产油酵母脂滴区室化调控代谢途径合成脂肪酸衍生物

In eukaryotic cells, the vast majority of proteins and their metabolic pathways are localized into the cell compartments. Compartmentalization of enzymes and pathways in membrane-bound organelles can increase yields of synthetic proteins, improve the underlying kinetics of bottle-neck enzymes, sequester toxic compounds, isolate synthetic pathways from competing pathways, and provide a compact and suitable environment for biosynthesis. Lipid droplets (LD) are specific organelles where fatty acids are stored, degraded and transported in oleaginous yeast; adequate supply of lipid substrates makes them a potential workhouse for production of fatty acid derived biofuels. Ldp1 is an LD structural protein with amphipathic helices domain, when C-terminal GFP-tagged Ldp1 (Ldp1-GFP) overexpressed in Saccharomyces cerevisiae, Ldp1-GFP localized on the LD surface and facilitated giant LD formation. Hereby, we propose to use the Rhodosporidium toruloides as the model system, via techniques such as bioinformatics analysis, gene deletion & complementing, RNA interference, site-directed mutagenesis, lipid droplet proteomics analysis, lipid droplet lipidomics analysis, metabolic engineering and synthetic biology to (1) elucidate the molecular basis of of lipid droplet protein targeting, (2) create the library of lipid droplet target peptide/domains, (3) compartmentalize pathway into lipid droplet of R. toruloides to biosynthesis of fatty acid ethyl ester and long chain alkenes, (4) find out the rule of towards repurposing the yeast lipid droplet for compartmentalizing heterologous metabolic pathways. The anticipated results will advance our understanding on the rule of the lipid droplet for compartmentalizing metabolic pathways, and the results will also launch fundamentals for oleaginous yeast based cell factory for value-added fatty acid derivatives and be of great significance for improving the economics of microbial oils.

真核生物代谢途径及其关键酶多限定在细胞内特定区室，这种区室化将有效促进酶和底物接触，避免竞争途径对代谢前体和中间体的争夺，为生物合成提供更适的局部微环境。前期研究发现：1）产油酵母脂滴具备成为脂肪酸衍生燃料区室化生产车间的潜力；2）产油酵母脂滴结构蛋白Ldp1促进“大”脂滴的形成，并可借助融合表达使GFP定位于脂滴。基于此，本项目拟将脂肪酸衍生燃料生产途径区室化至圆红冬孢酵母脂滴，内容包括：1）产油酵母脂滴靶定肽发现和优化，建立蛋白质脂滴靶定新方法；2）实现目标蛋白对脂滴的特异性靶定；3）脂滴区室化脂肪酸乙酯和脂肪烃合成途径重构；4）结合脂滴比较蛋白质组学和比较脂质组学分析，揭示脂滴区室化调控脂肪酸乙酯和脂肪烃合成的规律。本项目将丰富对脂滴功能的科学认识，发展出新型亚细胞代谢区室化调控策略；研究成果将为构建高值脂肪酸衍生物细胞工厂奠定科学基础，对改善微生物油脂的经济性具有重要参考价值。

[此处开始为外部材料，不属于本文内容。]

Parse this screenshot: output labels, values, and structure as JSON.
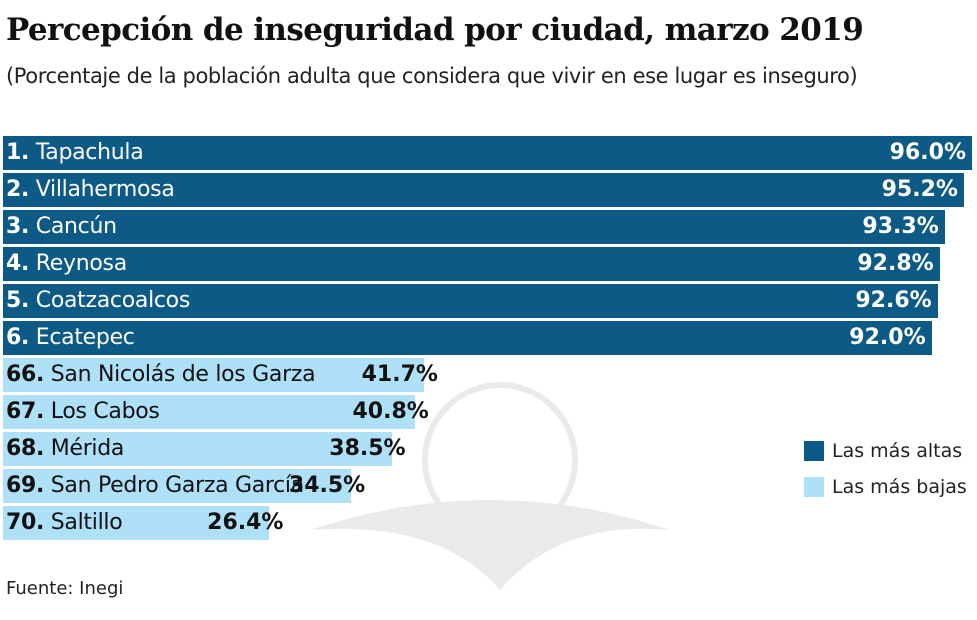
{
  "chart_data": {
    "type": "bar",
    "orientation": "horizontal",
    "title": "Percepción de inseguridad por ciudad, marzo 2019",
    "subtitle": "(Porcentaje de la población adulta que considera que vivir en ese lugar es inseguro)",
    "categories": [
      "1. Tapachula",
      "2. Villahermosa",
      "3. Cancún",
      "4. Reynosa",
      "5. Coatzacoalcos",
      "6. Ecatepec",
      "66. San Nicolás de los Garza",
      "67. Los Cabos",
      "68. Mérida",
      "69. San Pedro Garza García",
      "70. Saltillo"
    ],
    "ranks": [
      "1.",
      "2.",
      "3.",
      "4.",
      "5.",
      "6.",
      "66.",
      "67.",
      "68.",
      "69.",
      "70."
    ],
    "names": [
      "Tapachula",
      "Villahermosa",
      "Cancún",
      "Reynosa",
      "Coatzacoalcos",
      "Ecatepec",
      "San Nicolás de los Garza",
      "Los Cabos",
      "Mérida",
      "San Pedro Garza García",
      "Saltillo"
    ],
    "values": [
      96.0,
      95.2,
      93.3,
      92.8,
      92.6,
      92.0,
      41.7,
      40.8,
      38.5,
      34.5,
      26.4
    ],
    "value_labels": [
      "96.0%",
      "95.2%",
      "93.3%",
      "92.8%",
      "92.6%",
      "92.0%",
      "41.7%",
      "40.8%",
      "38.5%",
      "34.5%",
      "26.4%"
    ],
    "groups": [
      "high",
      "high",
      "high",
      "high",
      "high",
      "high",
      "low",
      "low",
      "low",
      "low",
      "low"
    ],
    "xlim": [
      0,
      96
    ],
    "grid": false,
    "legend": {
      "placement": "right",
      "entries": [
        {
          "key": "high",
          "label": "Las más altas",
          "color": "#0d5a86"
        },
        {
          "key": "low",
          "label": "Las más bajas",
          "color": "#aee0f8"
        }
      ]
    },
    "source": "Fuente: Inegi"
  }
}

前期研究发现，产油酵母脂滴结构蛋白Ldp1促进“大”脂滴的形成，并可借助融合表达使GFP定位于脂滴，产油红酵母脂滴具备成为脂肪酸衍生物区室化生产车间的潜力。基于此，本项目以圆红酵母为研究对象，对其脂滴蛋白及基功能进行了系统研究：1)利用CRISPR-Cas9基因编辑技术确定了候选脂滴结构蛋白LDP1和CALs的功能。2）利用生物信息学分析脂滴蛋白LDP1中潜在的脂滴靶定基序。3）以GFP为报告基因，分析了含有脂滴靶定肽核心基序的LDP1截短体对脂滴的靶定效率。4）利用LPD1脂滴靶定功能，完成了脂肪酸衍生物圆红冬孢酵母菌株的构建，并进行了脂质成份分析和功能评价。5)建立了红酵母CRISPR-Cas9基因编辑技术。总之，本项目丰富了对脂滴功能的科学认识，发展出了新型亚细胞代谢区室化调控策略，获得了一批红酵母脂滴区室化元件和工程菌株，研究成果将为构建高值脂肪酸衍生物细胞工厂奠定科学基础，对改善微生物油脂的经济性具有重要参考价值。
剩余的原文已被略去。